With an accelerating pace in transaction volume, the first impulse might be to hire additional accountants and clerks just to keep up. Hiring reactively is risky at any time, but especially when it is done before a business can understand its own long-term needs. On the other hand, insufficient or inappropriate staffing can disrupt operations and result in inadequate or poorly implemented processes and systems that limit growth. It might be wiser to take the longer view and consider a blended-team approach to accommodating future finance and accounting needs.

By providing a well-organized blend of employees, interim professionals and external experts, the shamrock model provides the flexibility that an early-stage business needs. With a flexible and agile team in place, the finance and accounting function can not only support but at times accelerate the growth of the enterprise. Ideally, the organization would identify a single partner who can bring in accounting managers with specific ERP skills, or directors with revenue-recognition expertise, as easily as they could supply additional payroll clerks. Over the course of a long relationship, a trusted partner like this will come to know the company’s strategies, risks and opportunities nearly as well as its own leaders do.

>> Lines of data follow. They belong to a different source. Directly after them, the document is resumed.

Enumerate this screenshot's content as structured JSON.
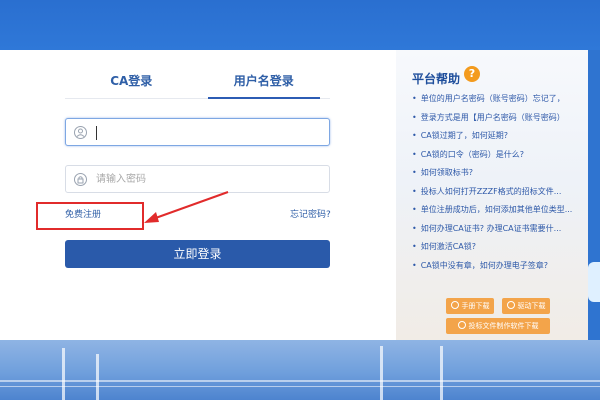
{
  "tabs": [
    {
      "label": "CA登录",
      "active": false
    },
    {
      "label": "用户名登录",
      "active": true
    }
  ],
  "form": {
    "username_value": "",
    "password_placeholder": "请输入密码",
    "register_link": "免费注册",
    "forgot_link": "忘记密码?",
    "login_button": "立即登录"
  },
  "help": {
    "title": "平台帮助",
    "question_mark": "?",
    "items": [
      "单位的用户名密码（账号密码）忘记了，",
      "登录方式是用【用户名密码（账号密码）",
      "CA锁过期了，如何延期?",
      "CA锁的口令（密码）是什么?",
      "如何领取标书?",
      "投标人如何打开ZZZF格式的招标文件...",
      "单位注册成功后，如何添加其他单位类型...",
      "如何办理CA证书? 办理CA证书需要什...",
      "如何激活CA锁?",
      "CA锁中没有章，如何办理电子签章?"
    ],
    "buttons": {
      "manual": "手册下载",
      "driver": "驱动下载",
      "software": "投标文件制作软件下载"
    }
  },
  "colors": {
    "primary": "#2a5aaa",
    "accent": "#f3a44a",
    "annotation": "#e12b2b",
    "background": "#2f74d0"
  }
}
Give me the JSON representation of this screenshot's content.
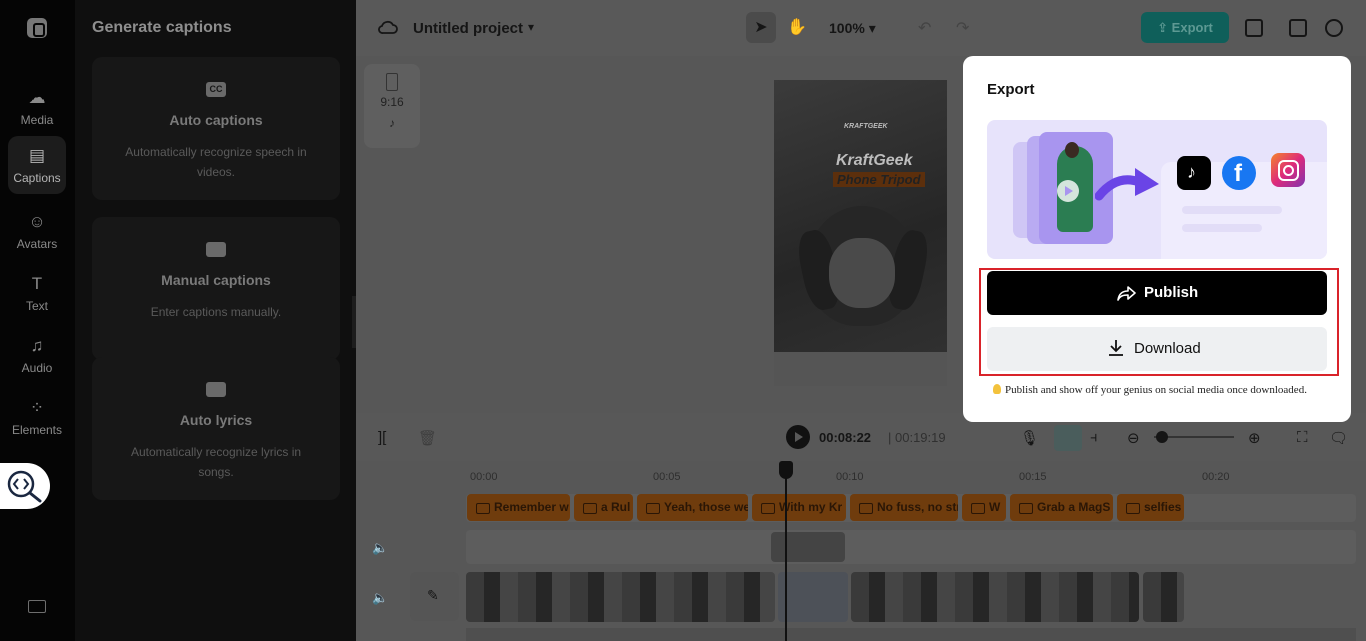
{
  "sidebar": {
    "items": [
      {
        "label": "Media",
        "icon": "cloud-upload-icon"
      },
      {
        "label": "Captions",
        "icon": "captions-icon",
        "active": true
      },
      {
        "label": "Avatars",
        "icon": "avatar-icon"
      },
      {
        "label": "Text",
        "icon": "text-icon"
      },
      {
        "label": "Audio",
        "icon": "music-note-icon"
      },
      {
        "label": "Elements",
        "icon": "elements-icon"
      }
    ]
  },
  "panel": {
    "title": "Generate captions",
    "cards": [
      {
        "title": "Auto captions",
        "desc": "Automatically recognize speech in videos.",
        "icon": "cc-icon",
        "icon_text": "CC"
      },
      {
        "title": "Manual captions",
        "desc": "Enter captions manually.",
        "icon": "keyboard-icon"
      },
      {
        "title": "Auto lyrics",
        "desc": "Automatically recognize lyrics in songs.",
        "icon": "lyrics-icon"
      }
    ]
  },
  "topbar": {
    "project_name": "Untitled project",
    "zoom": "100%",
    "export_label": "Export"
  },
  "canvas": {
    "ratio_label": "9:16",
    "preview_brand_small": "KRAFTGEEK",
    "preview_brand": "KraftGeek",
    "preview_subtitle": "Phone Tripod"
  },
  "timeline": {
    "current_time": "00:08:22",
    "total_time": "00:19:19",
    "ruler_ticks": [
      "00:00",
      "00:05",
      "00:10",
      "00:15",
      "00:20"
    ],
    "caption_chips": [
      "Remember w",
      "a Rul",
      "Yeah, those we",
      "With my Kr",
      "No fuss, no str",
      "W",
      "Grab a MagS",
      "selfies"
    ]
  },
  "export_modal": {
    "title": "Export",
    "publish_label": "Publish",
    "download_label": "Download",
    "tip": "Publish and show off your genius on social media once downloaded."
  },
  "colors": {
    "accent": "#1eb8ad",
    "caption_chip": "#d9781a",
    "highlight": "#d9232a"
  }
}
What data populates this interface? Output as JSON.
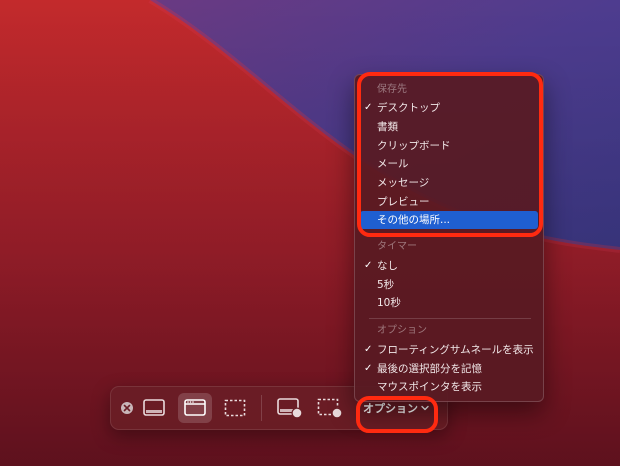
{
  "colors": {
    "annotation": "#ff2a10",
    "menu_highlight": "#1f5fd1",
    "wallpaper_red": "#b8242d",
    "wallpaper_purple": "#4b3c8e"
  },
  "toolbar": {
    "close_icon": "close-circle-icon",
    "buttons": [
      {
        "name": "capture-entire-screen-button",
        "icon": "entire-screen-icon",
        "selected": false
      },
      {
        "name": "capture-window-button",
        "icon": "window-icon",
        "selected": true
      },
      {
        "name": "capture-selection-button",
        "icon": "selection-icon",
        "selected": false
      },
      {
        "name": "record-entire-screen-button",
        "icon": "record-screen-icon",
        "selected": false
      },
      {
        "name": "record-selection-button",
        "icon": "record-selection-icon",
        "selected": false
      }
    ],
    "options_label": "オプション"
  },
  "menu": {
    "save_to_header": "保存先",
    "save_to_items": [
      {
        "label": "デスクトップ",
        "checked": true
      },
      {
        "label": "書類",
        "checked": false
      },
      {
        "label": "クリップボード",
        "checked": false
      },
      {
        "label": "メール",
        "checked": false
      },
      {
        "label": "メッセージ",
        "checked": false
      },
      {
        "label": "プレビュー",
        "checked": false
      },
      {
        "label": "その他の場所...",
        "checked": false,
        "highlighted": true
      }
    ],
    "timer_header": "タイマー",
    "timer_items": [
      {
        "label": "なし",
        "checked": true
      },
      {
        "label": "5秒",
        "checked": false
      },
      {
        "label": "10秒",
        "checked": false
      }
    ],
    "options_header": "オプション",
    "options_items": [
      {
        "label": "フローティングサムネールを表示",
        "checked": true
      },
      {
        "label": "最後の選択部分を記憶",
        "checked": true
      },
      {
        "label": "マウスポインタを表示",
        "checked": false
      }
    ]
  }
}
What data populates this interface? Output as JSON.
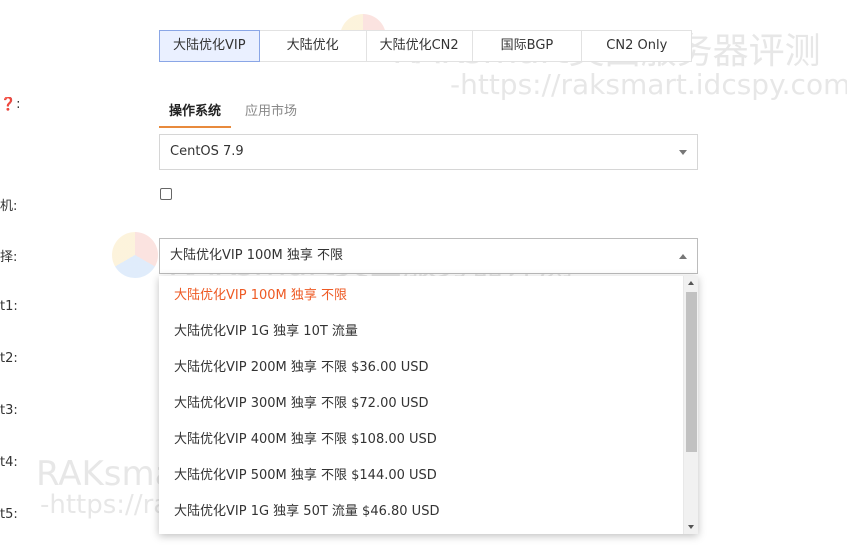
{
  "region_tabs": [
    {
      "label": "大陆优化VIP",
      "active": true
    },
    {
      "label": "大陆优化",
      "active": false
    },
    {
      "label": "大陆优化CN2",
      "active": false
    },
    {
      "label": "国际BGP",
      "active": false
    },
    {
      "label": "CN2 Only",
      "active": false
    }
  ],
  "left_labels": {
    "help": "❓:",
    "label_ji": "机:",
    "label_ze": "择:",
    "label_1": "t1:",
    "label_2": "t2:",
    "label_3": "t3:",
    "label_4": "t4:",
    "label_5": "t5:"
  },
  "os_tabs": [
    {
      "label": "操作系统",
      "active": true
    },
    {
      "label": "应用市场",
      "active": false
    }
  ],
  "os_select": {
    "value": "CentOS 7.9"
  },
  "bandwidth_select": {
    "value": "大陆优化VIP 100M 独享 不限"
  },
  "bandwidth_options": [
    {
      "label": "大陆优化VIP 100M 独享 不限",
      "selected": true
    },
    {
      "label": "大陆优化VIP 1G 独享 10T 流量",
      "selected": false
    },
    {
      "label": "大陆优化VIP 200M 独享 不限 $36.00 USD",
      "selected": false
    },
    {
      "label": "大陆优化VIP 300M 独享 不限 $72.00 USD",
      "selected": false
    },
    {
      "label": "大陆优化VIP 400M 独享 不限 $108.00 USD",
      "selected": false
    },
    {
      "label": "大陆优化VIP 500M 独享 不限 $144.00 USD",
      "selected": false
    },
    {
      "label": "大陆优化VIP 1G 独享 50T 流量 $46.80 USD",
      "selected": false
    }
  ],
  "watermark": {
    "brand": "RAKsmart美国服务器评测",
    "url": "-https://raksmart.idcspy.com/-"
  },
  "colors": {
    "accent": "#e88a3c",
    "selected_option": "#ee5a24",
    "active_tab_bg": "#eaf0ff"
  }
}
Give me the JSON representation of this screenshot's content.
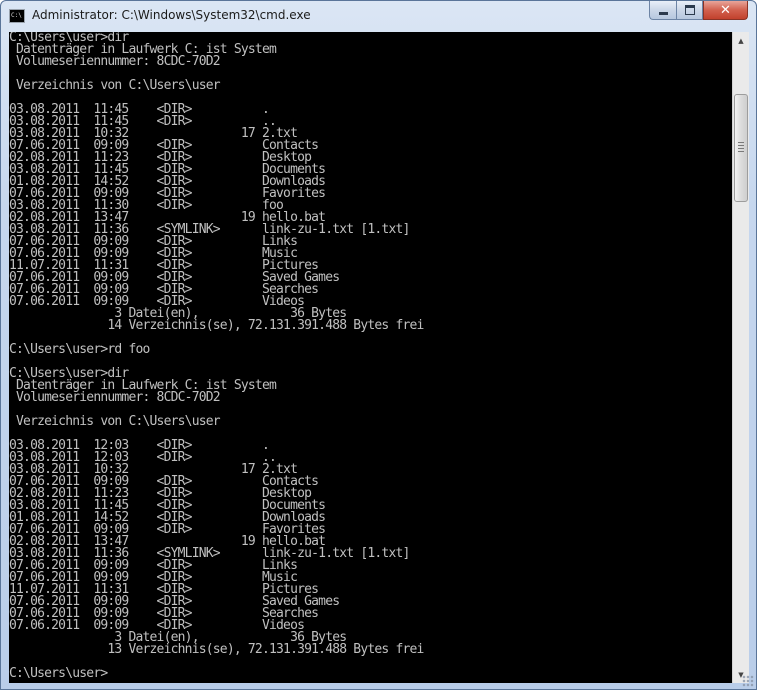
{
  "window": {
    "title": "Administrator: C:\\Windows\\System32\\cmd.exe",
    "icon_label": "C:\\",
    "minimize_label": "",
    "maximize_label": "",
    "close_label": "✕"
  },
  "console": {
    "lines": [
      "C:\\Users\\user>dir",
      " Datenträger in Laufwerk C: ist System",
      " Volumeseriennummer: 8CDC-70D2",
      "",
      " Verzeichnis von C:\\Users\\user",
      "",
      "03.08.2011  11:45    <DIR>          .",
      "03.08.2011  11:45    <DIR>          ..",
      "03.08.2011  10:32                17 2.txt",
      "07.06.2011  09:09    <DIR>          Contacts",
      "02.08.2011  11:23    <DIR>          Desktop",
      "03.08.2011  11:45    <DIR>          Documents",
      "01.08.2011  14:52    <DIR>          Downloads",
      "07.06.2011  09:09    <DIR>          Favorites",
      "03.08.2011  11:30    <DIR>          foo",
      "02.08.2011  13:47                19 hello.bat",
      "03.08.2011  11:36    <SYMLINK>      link-zu-1.txt [1.txt]",
      "07.06.2011  09:09    <DIR>          Links",
      "07.06.2011  09:09    <DIR>          Music",
      "11.07.2011  11:31    <DIR>          Pictures",
      "07.06.2011  09:09    <DIR>          Saved Games",
      "07.06.2011  09:09    <DIR>          Searches",
      "07.06.2011  09:09    <DIR>          Videos",
      "               3 Datei(en),             36 Bytes",
      "              14 Verzeichnis(se), 72.131.391.488 Bytes frei",
      "",
      "C:\\Users\\user>rd foo",
      "",
      "C:\\Users\\user>dir",
      " Datenträger in Laufwerk C: ist System",
      " Volumeseriennummer: 8CDC-70D2",
      "",
      " Verzeichnis von C:\\Users\\user",
      "",
      "03.08.2011  12:03    <DIR>          .",
      "03.08.2011  12:03    <DIR>          ..",
      "03.08.2011  10:32                17 2.txt",
      "07.06.2011  09:09    <DIR>          Contacts",
      "02.08.2011  11:23    <DIR>          Desktop",
      "03.08.2011  11:45    <DIR>          Documents",
      "01.08.2011  14:52    <DIR>          Downloads",
      "07.06.2011  09:09    <DIR>          Favorites",
      "02.08.2011  13:47                19 hello.bat",
      "03.08.2011  11:36    <SYMLINK>      link-zu-1.txt [1.txt]",
      "07.06.2011  09:09    <DIR>          Links",
      "07.06.2011  09:09    <DIR>          Music",
      "11.07.2011  11:31    <DIR>          Pictures",
      "07.06.2011  09:09    <DIR>          Saved Games",
      "07.06.2011  09:09    <DIR>          Searches",
      "07.06.2011  09:09    <DIR>          Videos",
      "               3 Datei(en),             36 Bytes",
      "              13 Verzeichnis(se), 72.131.391.488 Bytes frei",
      "",
      "C:\\Users\\user>"
    ]
  },
  "scrollbar": {
    "up_arrow": "▲",
    "down_arrow": "▼"
  },
  "colors": {
    "console_background": "#000000",
    "console_text": "#c0c0c0",
    "close_button": "#c7432f"
  }
}
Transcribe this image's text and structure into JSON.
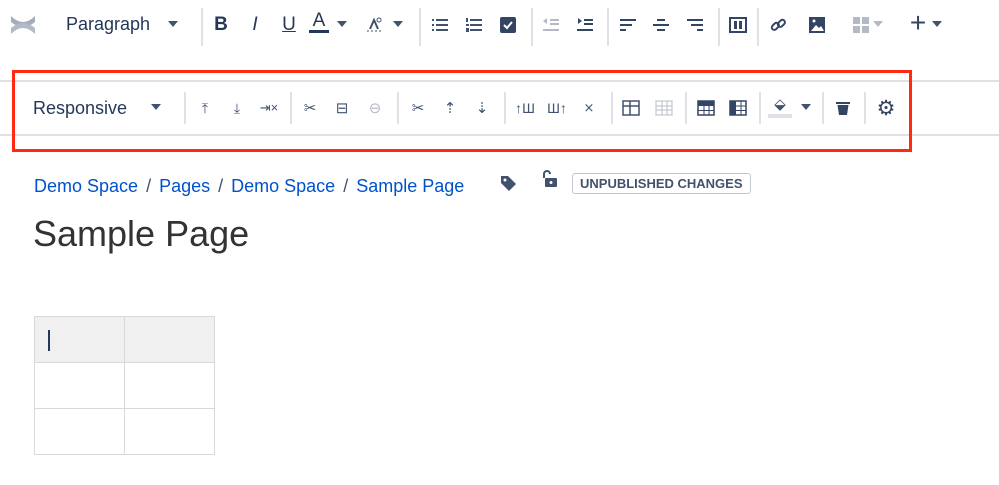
{
  "toolbar": {
    "paragraph": "Paragraph",
    "bold": "B",
    "italic": "I",
    "underline": "U",
    "text_color": "A",
    "plus": "+"
  },
  "table_toolbar": {
    "layout": "Responsive"
  },
  "breadcrumb": [
    "Demo Space",
    "Pages",
    "Demo Space",
    "Sample Page"
  ],
  "breadcrumb_sep": "/",
  "status_badge": "UNPUBLISHED CHANGES",
  "page_title": "Sample Page",
  "colors": {
    "accent": "#0052cc",
    "icon": "#42526e",
    "highlight": "#ff2a12"
  }
}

Emerging companies are known for demonstrating flexibility and agility in bringing disruptive new products and services to market. These companies can apply that same innovative perspective to the back office and secure a flexible and agile team that fully supports their business vision, come what may. By devising a strategy to address their changeable finance and accounting needs, emerging companies avoid the risks associated with inflexible staffing models of the past. Leaders who recognize the benefits of the shamrock model can avail themselves of whatever dynamic business conditions demand — on demand.